They still are hockey's Big Red Machine, but if some team other than the comrades with the CCCP's on their sweaters winds up with the gold medal in Calgary, it will rank as something less than a miracle.
The world might not have caught up with the Soviet Union yet, but you can bet a garage full of Zambonis that the gap is closing.
When the Soviets take the ice this weekend in Calgary, they won't even rank as favorites to win their seventh gold medal in nine tries since their first Olympic appearance in 1956. The Swedes are top-seeded, by virtue of their beating out the Soviets in the World Championships last year. Sweden had gone 0-48-1 against the Soviets until winning in Stockholm last year.
That's not the only defeat the Soviets have absorbed lately. Last fall, they lost the Canada Cup for the second straight time to a team of National Hockey League all-stars.
Then, in December, playing on their home ice, they lost their own tournament, the Izvestia Cup in Moscow, to the Canadian national team that will be skating in the Olympics. The Canadian team won the world junior title, too, also in Moscow.
And the United States hockey team went 6-1-1 in a recent eight-game exhibition series against the visiting Selects, the Soviets' junior varsity team.
Suddenly, it seems, the chant in rinks around the globe is " Nyet, nyet, Soviet."
Not so fast, warns Art Berglund, general manager of the U.S. hockey team.
"There's nothing wrong with Soviet hockey," Berglund snapped. "They're as strong as ever."
That may be so. But there are factors suggesting that Team CCCP is encountering some rough skating:
The Soviets have yet to find an adequate replacement for Vladislav Tretiak, who from 1969 to 1984 was the starting goaltender on the national team and the most feared masked man of his time.
In Sarajevo, Yugoslavia, in 1984, two Soviet players were fooling around with a table hockey game that matched Team USA against the Soviets. When the U.S. team scored, the Soviet players laughingly pointed at the Soviet goalie and cried, "Myshkin, Myshkin."
Vladimir Myshkin, who replaced Tretiak during the Miracle on Ice game in 1980 at Lake Placid and allowed the final two U.S. goals, could not fill Tretiak's pads.
Neither have such successors as Evgeny Belosheikin and Sergei Mylnikov. Belosheikin was suspended for three games last season because of excessive drinking. Another young prospect, Igor Yazmikin, was banned for life for ignoring repeated warnings from Soviet authorities about alcohol consumption.
"If (Wayne) Gretzky suddenly retired, would Canadian hockey replace him easily?" asked former Soviet player Boris Mayarov, in a recent conversation with Frank Orr, the columnist for the Toronto Star.
"Of course the answer is no," Mayarov said. "Tretiak is our Gretzky."

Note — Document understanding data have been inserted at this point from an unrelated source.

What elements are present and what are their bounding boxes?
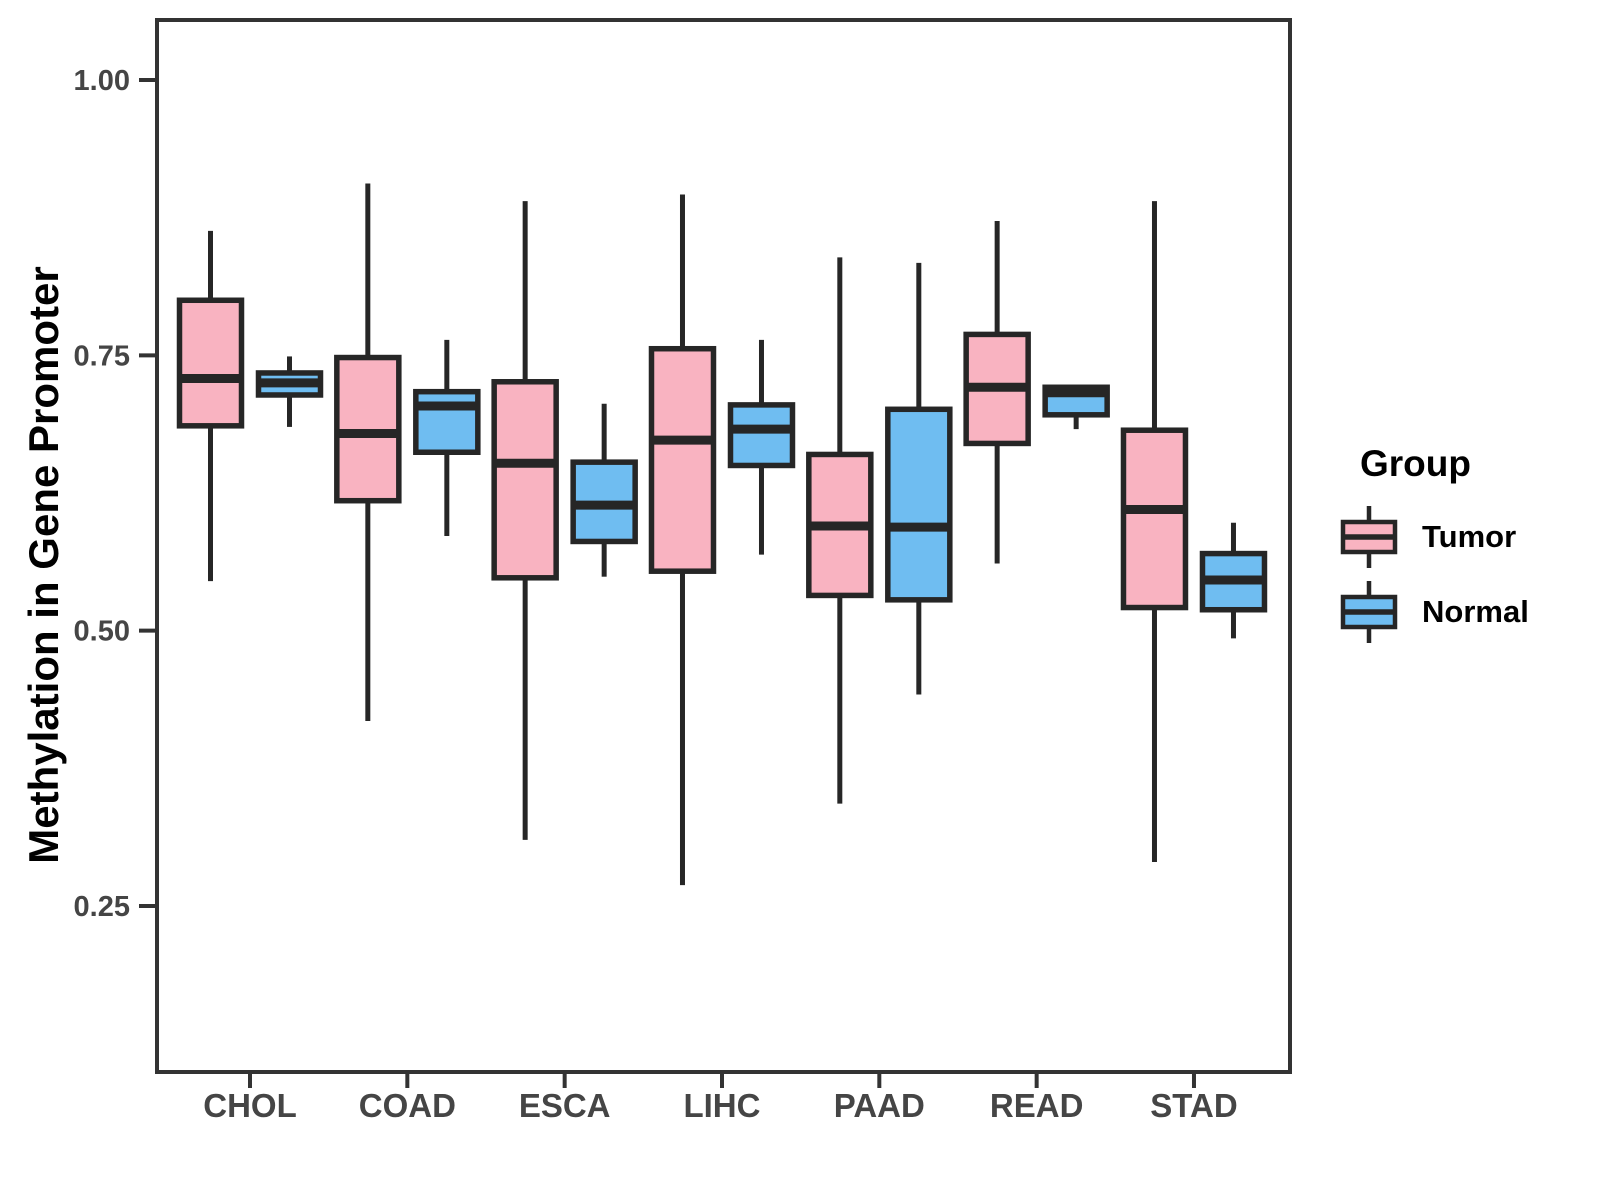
x-category-label-chol: CHOL xyxy=(203,1087,297,1124)
boxplot-lihc-normal xyxy=(727,339,796,555)
boxplot-chol-normal xyxy=(255,356,324,427)
legend-item-tumor: Tumor xyxy=(1340,499,1529,574)
boxplot-chol-tumor xyxy=(176,230,245,582)
legend-label-tumor: Tumor xyxy=(1422,518,1517,554)
y-tick-label: 0.75 xyxy=(74,340,130,372)
normal-boxplot-key-icon xyxy=(1340,580,1398,643)
box-rect xyxy=(885,406,953,603)
box-rect xyxy=(727,402,796,469)
legend-label-normal: Normal xyxy=(1422,593,1529,629)
boxplot-lihc-tumor xyxy=(648,194,717,886)
boxplot-esca-tumor xyxy=(491,201,559,840)
x-category-label-stad: STAD xyxy=(1150,1087,1237,1124)
box-rect xyxy=(491,379,559,581)
boxplot-paad-normal xyxy=(885,262,953,695)
y-tick-label: 0.25 xyxy=(74,891,130,923)
boxplot-esca-normal xyxy=(570,403,638,577)
x-category-label-coad: COAD xyxy=(359,1087,456,1124)
boxplot-coad-tumor xyxy=(334,183,402,721)
box-rect xyxy=(176,297,245,429)
boxplot-stad-normal xyxy=(1199,522,1268,639)
plot-panel-border xyxy=(155,18,1292,1074)
x-category-label-lihc: LIHC xyxy=(683,1087,760,1124)
boxplot-paad-tumor xyxy=(806,257,874,804)
y-tick-label: 1.00 xyxy=(74,65,130,97)
box-rect xyxy=(1120,427,1189,611)
box-rect xyxy=(413,388,481,455)
boxplot-read-normal xyxy=(1042,384,1110,430)
x-category-label-paad: PAAD xyxy=(834,1087,925,1124)
boxplot-stad-tumor xyxy=(1120,201,1189,862)
legend: Group Tumor Normal xyxy=(1340,443,1529,649)
x-category-label-read: READ xyxy=(990,1087,1084,1124)
y-tick-label: 0.50 xyxy=(74,616,130,648)
legend-title: Group xyxy=(1360,443,1471,484)
x-category-label-esca: ESCA xyxy=(519,1087,611,1124)
box-rect xyxy=(648,345,717,574)
legend-item-normal: Normal xyxy=(1340,574,1529,649)
boxplot-read-tumor xyxy=(963,220,1031,564)
tumor-boxplot-key-icon xyxy=(1340,505,1398,568)
boxplot-coad-normal xyxy=(413,339,481,536)
y-axis-title: Methylation in Gene Promoter xyxy=(20,266,67,864)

Said Bob Johnson, president of the Amateur Hockey Assn. of the United States (AHAUS): "How many great goalies are there in the National Hockey League right now? Not many. Without Tretiak, at least you now have a chance."
There is some unprecedented grumbling within the Soviet Union, where glasnost apparently has opened a window of self-criticism not only in politics but in sports.
Alexander Yakushev, one of the stars of the 1972 team that played in the first celebrated Summit series between the Soviets and NHL all-stars, sounded just like one of his curmudgeonly Canadian counterparts when he groused:
"The Soviet team has far fewer top players today than it did back then. With the exception of today's first line, all the rest are far behind."
That first five-man unit--the Soviets play their forwards and defensemen in the same combinations--will be intact in Calgary: Vladimir Krutov, Igor Larionov and Sergei Makharov up front, Vyacheslav Fetisov and Aleksei Kasatanov on the blue line.
"They're as good as any unit in the world," said King forward Dave Taylor, who has played in three World Championships and also has faced the elite Soviet club team, the Central Army, in an exhibition game here at the Forum. "The forwards aren't very big, but they're powerful. And the defensemen are big and strong and mobile.
"In '83, Fetisov was really dominating--he scored a couple of goals where he picked up the puck and went end to end. He broke his leg after that and seems to be a little slower, but he's still the quarterback on the point."
But behind Fetisov and Co., there is a surprising lack of depth, especially for those who believed there was an assembly line somewhere in Vladivostok that mass-produced hockey players.
Koloski Viachelov, the head of the Soviet hockey federation, cited a lack of quality indoor ice arenas as a major problem, and said he has plans to build 300 rinks in the next five years. One skeptical Soviet official cracked to a reporter: "I hope he's got the money in his pocket."
The hockey program also is competing with the growing popularity of other sports, particularly basketball, soccer and volleyball.